Project Overview
Built predictive bottomline and fine tuned Machine Learning models to predict house prices using the Ames housing dataset from Kaggle's House Prices competition. Link: https://www.kaggle.com/competitions/house-prices-advanced-regression-techniques/overview

What Was Done
1. Data Exploration & Analysis
Dataset Loading: Loaded training (1,460 houses) and test (1,459 houses) datasets
Exploratory Data Analysis:
Examined 80 features describing house characteristics
Analyzed price distribution using histograms and statistical summaries
Visualized numerical feature distributions
Identified missing values patterns
Analyzed feature correlations with house prices
2. Data Cleaning and Preprocessing
Missing Value Handling: Created a comprehensive preprocess_data() function that:
Filled LotFrontage with mean values
Handled categorical missing values with mode
Removed problematic columns (Alley, GarageYrBlt, PoolQC, Fence, MiscFeature)
Feature Engineering:
Label encoded 40+ categorical features
Ensured consistent encoding between training and test sets
Data Splitting: 80/20 train-testing split
3. Model Implementation
Scikit-learn Models
Implemented both baseline and fine-tuned versions of:
Random Forest Regressor
K-Nearest Neighbors Regressor
Support Vector Machine (SVR)
XGBoost Regressor
TensorFlow Decision Forests
Random Forest Model (baseline & fine-tuned)

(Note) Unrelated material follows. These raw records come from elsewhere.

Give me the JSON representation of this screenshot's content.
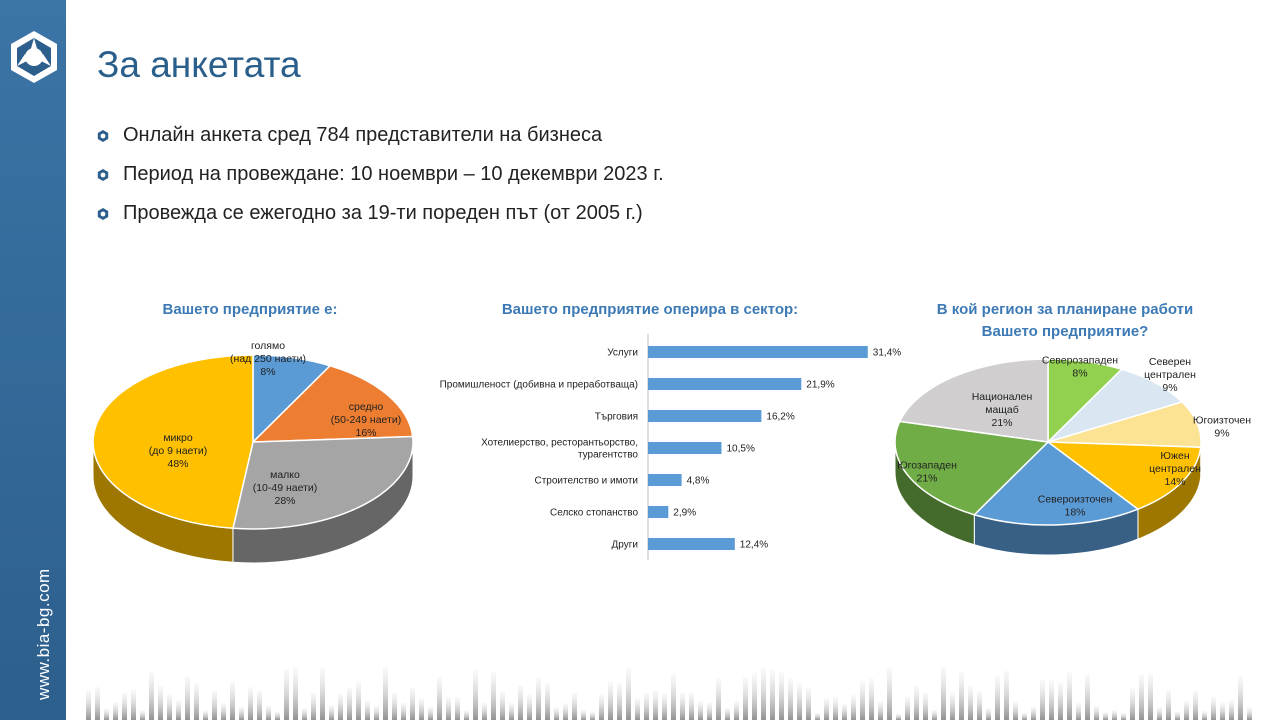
{
  "slide": {
    "title": "За анкетата",
    "website": "www.bia-bg.com",
    "bullets": [
      "Онлайн анкета сред 784 представители на бизнеса",
      "Период на провеждане: 10 ноември – 10 декември 2023 г.",
      "Провежда се ежегодно за 19-ти пореден път (от 2005 г.)"
    ]
  },
  "colors": {
    "sidebar": "#2d5f8c",
    "title": "#2a5f8c",
    "chart_title": "#3d7ab5",
    "bar": "#5b9bd5"
  },
  "chart_data": [
    {
      "type": "pie",
      "title": "Вашето предприятие е:",
      "slices": [
        {
          "label": [
            "голямо",
            "(над 250 наети)",
            "8%"
          ],
          "value": 8,
          "color": "#5b9bd5"
        },
        {
          "label": [
            "средно",
            "(50-249 наети)",
            "16%"
          ],
          "value": 16,
          "color": "#ed7d31"
        },
        {
          "label": [
            "малко",
            "(10-49 наети)",
            "28%"
          ],
          "value": 28,
          "color": "#a5a5a5"
        },
        {
          "label": [
            "микро",
            "(до 9 наети)",
            "48%"
          ],
          "value": 48,
          "color": "#ffc000"
        }
      ]
    },
    {
      "type": "bar",
      "orientation": "horizontal",
      "title": "Вашето предприятие оперира в сектор:",
      "categories": [
        [
          "Услуги"
        ],
        [
          "Промишленост (добивна и преработваща)"
        ],
        [
          "Търговия"
        ],
        [
          "Хотелиерство, ресторантьорство,",
          "турагентство"
        ],
        [
          "Строителство и имоти"
        ],
        [
          "Селско стопанство"
        ],
        [
          "Други"
        ]
      ],
      "values": [
        31.4,
        21.9,
        16.2,
        10.5,
        4.8,
        2.9,
        12.4
      ],
      "value_labels": [
        "31,4%",
        "21,9%",
        "16,2%",
        "10,5%",
        "4,8%",
        "2,9%",
        "12,4%"
      ],
      "color": "#5b9bd5"
    },
    {
      "type": "pie",
      "title": "В кой регион за планиране работи Вашето предприятие?",
      "title_lines": [
        "В кой регион за планиране работи",
        "Вашето предприятие?"
      ],
      "slices": [
        {
          "label": [
            "Северозападен",
            "8%"
          ],
          "value": 8,
          "color": "#92d050"
        },
        {
          "label": [
            "Северен",
            "централен",
            "9%"
          ],
          "value": 9,
          "color": "#dae6f2"
        },
        {
          "label": [
            "Югоизточен",
            "9%"
          ],
          "value": 9,
          "color": "#fce293"
        },
        {
          "label": [
            "Южен",
            "централен",
            "14%"
          ],
          "value": 14,
          "color": "#ffc000"
        },
        {
          "label": [
            "Североизточен",
            "18%"
          ],
          "value": 18,
          "color": "#5b9bd5"
        },
        {
          "label": [
            "Югозападен",
            "21%"
          ],
          "value": 21,
          "color": "#70ad47"
        },
        {
          "label": [
            "Национален",
            "мащаб",
            "21%"
          ],
          "value": 21,
          "color": "#d0cece"
        }
      ]
    }
  ]
}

Gradient Boosted Trees Model (baseline & fine-tuned)
4. Hyperparameter Tuning
Used GridSearchCV for scikit-learn models
Tuned parameters including:
Number of estimators, max depth, min samples split (Random Forest)
Number of neighbors, weights, distance metrics (k-NN)
Kernel parameters, C, gamma (SVM)
Learning rate, tree parameters (XGBoost)
5. Model Evaluation & Comparison
Evaluation Metric:
Root Mean Squared Error (RMSE)
Performance Tracking:
Compared baseline vs fine-tuned models
Visualization:
Created comparative bar plots showing model performance
Best Model Selection:
Automatically identified the best performing model
Results
Gradient Boosted Trees (TensorFlow) Fine-tuned: ~20,475 RMSE